Canon Guillen said that when he addresses groups of Latino congregations in the United States, he often hears from them that they feel “isolated and disconnected” from the larger church. He said he did not want to assume that is the case in Cuba, and before he finished his sentence, several clergy called out, “Sí!” Others nodded vigorously to indicate their agreement.

Guillen and Rev. Lebrija expressed their commitment to helping alleviate that feeling of isolation by working to connect the clergy with others around the Episcopal Church and by being intentional about sharing resources with the Diocese of Cuba. The clergy were visibly moved by the support, and by the end of the presentation they began to share ideas about how they might collaborate with TryTank and Latino/Hispanic Ministries.

Later in the afternoon, Bishop Morales offered pastoral support to clergy and finished the day with a celebratory meal for clergy and their families. While clergy were in the pastoral session with the bishop, Guillen brought out over-the-counter medical supplies and food that he had gathered from U.S. congregations.
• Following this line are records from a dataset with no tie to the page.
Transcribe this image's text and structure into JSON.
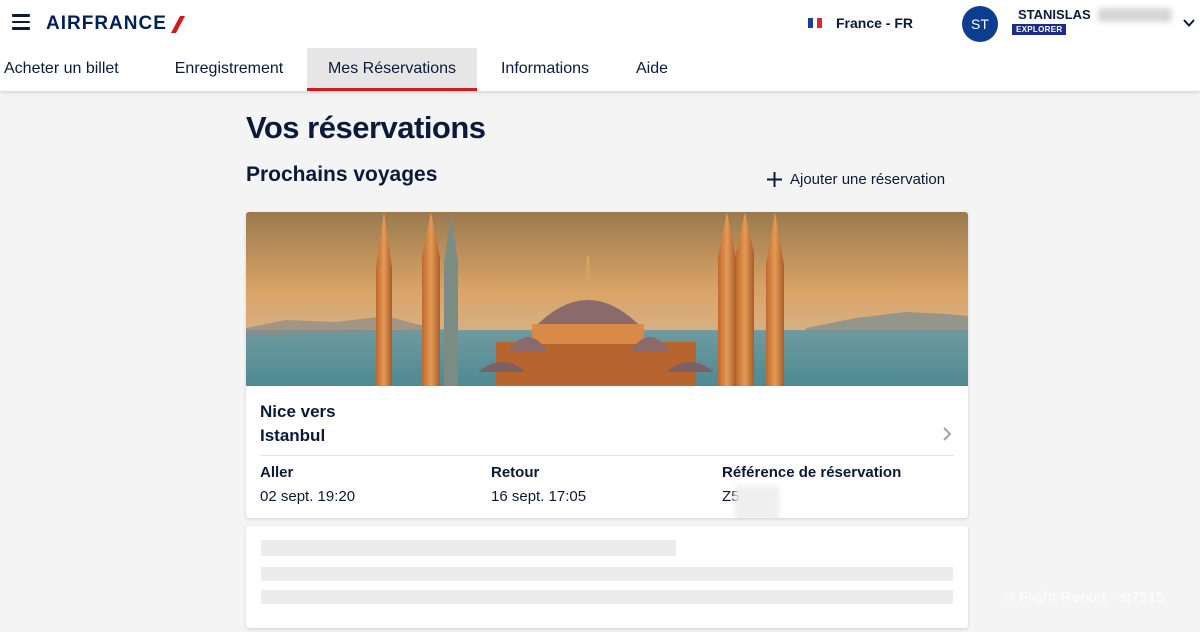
{
  "header": {
    "brand": "AIRFRANCE",
    "language": "France - FR",
    "avatar_initials": "ST",
    "user_first_name": "STANISLAS",
    "tier": "EXPLORER"
  },
  "nav": {
    "items": [
      {
        "label": "Acheter un billet",
        "active": false
      },
      {
        "label": "Enregistrement",
        "active": false
      },
      {
        "label": "Mes Réservations",
        "active": true
      },
      {
        "label": "Informations",
        "active": false
      },
      {
        "label": "Aide",
        "active": false
      }
    ]
  },
  "main": {
    "title": "Vos réservations",
    "section_title": "Prochains voyages",
    "add_link": "Ajouter une réservation"
  },
  "trip": {
    "from_line": "Nice vers",
    "to_line": "Istanbul",
    "outbound_label": "Aller",
    "outbound_value": "02 sept. 19:20",
    "return_label": "Retour",
    "return_value": "16 sept. 17:05",
    "reference_label": "Référence de réservation",
    "reference_value": "Z5"
  },
  "watermark": "© Flight-Report - st7515",
  "colors": {
    "brand_navy": "#002157",
    "active_tab_underline": "#d3181e",
    "avatar_bg": "#0b3d91",
    "tier_badge_bg": "#1c2c8c",
    "page_bg": "#f4f4f4"
  },
  "icons": {
    "menu": "hamburger-icon",
    "flag": "france-flag-icon",
    "dropdown": "chevron-down-icon",
    "add": "plus-icon",
    "open_trip": "chevron-right-icon"
  }
}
With help from diocesan staff and volunteers, Guillen prepared bags of supplies for all to take back to their congregations. Because of the economic crisis, medications are hard to find and extremely expensive.
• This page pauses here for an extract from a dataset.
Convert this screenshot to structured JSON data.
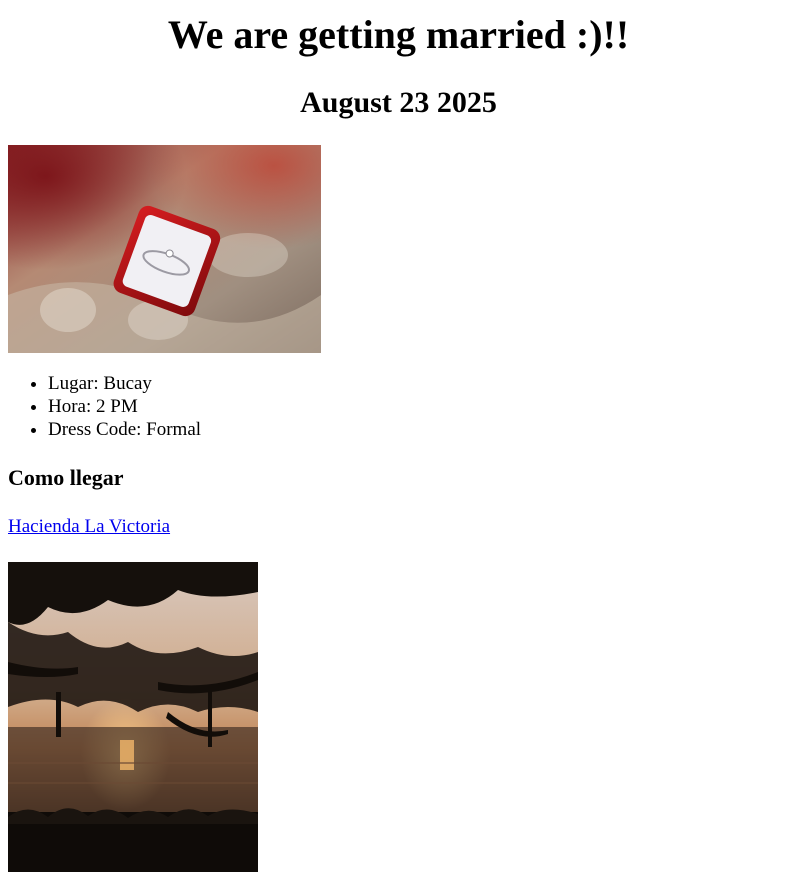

The Rev. Tulia Sanchez of La Iglesia de los Fieles de Jesus in Matanzas had tears in her eyes as she received supplies. “Papá Díos is so good,” she said. “He comes to us in ways we just don’t expect! Our sister churches outside of Cuba always help when they can, with medicine, cleaning supplies, and food for the most vulnerable. ”

Bishop Morales preaches with upbeat energy. | Dana M. Jean

On the next day, a Sunday, Bishop Morales celebrated the Eucharist and preached again, stressing that the work of ministry is to prepare the way of the Lord. He asked clergy and laity alike to consider how they might do this in their daily lives and how they might teach others to do this.

“Everything I do is to prepare the way of the Lord, going to all the churches, all the confirmations,” he said. “I will visit each church in Cuba before I am finished here!”

Morale in Cuba is exceptionally low because of the dire economic situation and resulting exodus from the country, to which the clergy and laity both attest. More than 20 percent of the Cuban population is over age 60, and that will grow to 30 percent by 2025, according to a report by Mimi Whitefield in the Miami Herald.

Frank Tellechea, 20, said it can be “discouraging trying to build up the youth” of Cuba, but he found the bishop’s message “hopeful and exciting. It’s a new day in Cuba!” Tellechea is secretary of communications for the diocese’s youth, and a member of La Iglesia de San Francisco de Asís in Cardenas.

The bishop offered more encouragement to clergy as he spoke on June 25: “Be encouraged! The Lord Jesus is in charge. Never forget that God is with you. Keep the faith; keep the fellowship; and love one another.”

“God is with us and he is a God of justice and mercy,” the Rev. Aurelio de la Paz, rector of San Francisco de Asís in Cardenas, said later. “We trust in him and will keep doing the good work.”

Bishop Morales and Cuban Episcopalians spoke in Spanish, which Dana Jean translated for this report.